I have a directory D:\DMS
with lots of subfolders. Within these subfolders there are plenty of ".url
" files which include URLs like
http://mmtst399:8080/dms/objekt?page=index&mode=browser&oid=K60081800
http://zrtpwvap877/dms/download?doc=N59748000
In order later on to replace some of the URLs I would like to search for such URLs by PowerShell eg. find a all URLs that start with http://mmtst399:8080/
or find all URLs that contain K60081800
or find all URLs that start with http://zrtpwvap877/dms/
.
That seems to be difficult to search for such URL within .url
files. I tried already many different PowerShell sample scripts with like and so on, but finally it often shows "No results, No files found" even that I know that there are .url
files in sub folder which contain such URLs. Of course it will be difficult to replace URLs in such files if PowerShell cannot even find that .url
files.
I would like to search for such URLs in .url
files, a txt log with paths of the found results. I guess searching such URL is difficult because some contain =
and ?
and other characters.
Use Select-String
with a regex to match the URL parts of interest:
# The literal URL parts to find, either prefixes or substrings.

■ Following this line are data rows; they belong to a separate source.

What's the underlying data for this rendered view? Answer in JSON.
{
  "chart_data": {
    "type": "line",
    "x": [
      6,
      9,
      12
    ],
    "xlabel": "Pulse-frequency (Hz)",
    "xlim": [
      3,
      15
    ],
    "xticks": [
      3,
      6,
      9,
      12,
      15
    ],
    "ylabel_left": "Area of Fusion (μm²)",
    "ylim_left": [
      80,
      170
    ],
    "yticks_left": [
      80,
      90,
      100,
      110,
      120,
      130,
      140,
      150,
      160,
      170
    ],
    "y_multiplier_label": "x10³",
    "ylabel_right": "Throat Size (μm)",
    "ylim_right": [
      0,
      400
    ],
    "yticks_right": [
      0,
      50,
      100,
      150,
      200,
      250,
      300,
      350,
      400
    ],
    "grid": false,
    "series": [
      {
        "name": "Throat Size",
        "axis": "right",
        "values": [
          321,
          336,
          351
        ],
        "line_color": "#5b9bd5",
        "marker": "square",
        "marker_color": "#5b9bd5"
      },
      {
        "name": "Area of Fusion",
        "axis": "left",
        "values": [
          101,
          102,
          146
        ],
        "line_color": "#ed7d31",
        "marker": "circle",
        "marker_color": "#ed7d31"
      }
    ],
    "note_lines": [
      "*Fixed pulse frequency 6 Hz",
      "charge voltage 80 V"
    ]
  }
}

$urlParts = 'http://mmtst399:8080/', 'K60081800', 'http://zrtpwvap877/dms/'
# Formulate a regex that matches any of the above URL parts.
# The URL lines inside *.url files start with "URL="
$regex = '^URL=({0})' -f (
$urlParts.ForEach({
$escaped = [regex]::Escape($_) # Escape for literal matching
if ($escaped -match '^https?:') { $escaped }
else { '.*' + $escaped } # Match anywhere in the URL
}) -join '|'
)
# Search all *.url files in the subtree of D:\DMS for the URL parts
# and output the full paths of matching files.
# -Force ensures inclusion of *hidden* files too.
# Outputs to the screen; append e.g. > log.txt to save to a file.
Get-ChildItem -Force -Recurse D:\DMS -Filter *.url |
Select-String -Pattern $regex -List |
ForEach-Object Path
Note:
URL=
entry of a .url
file is permitted to contain URLs without a protocol specifier (e.g. example.org
instead of https://example.org
), which is why the regex for partial matching employed starts with .*
(meaning any run of characters including possibly none).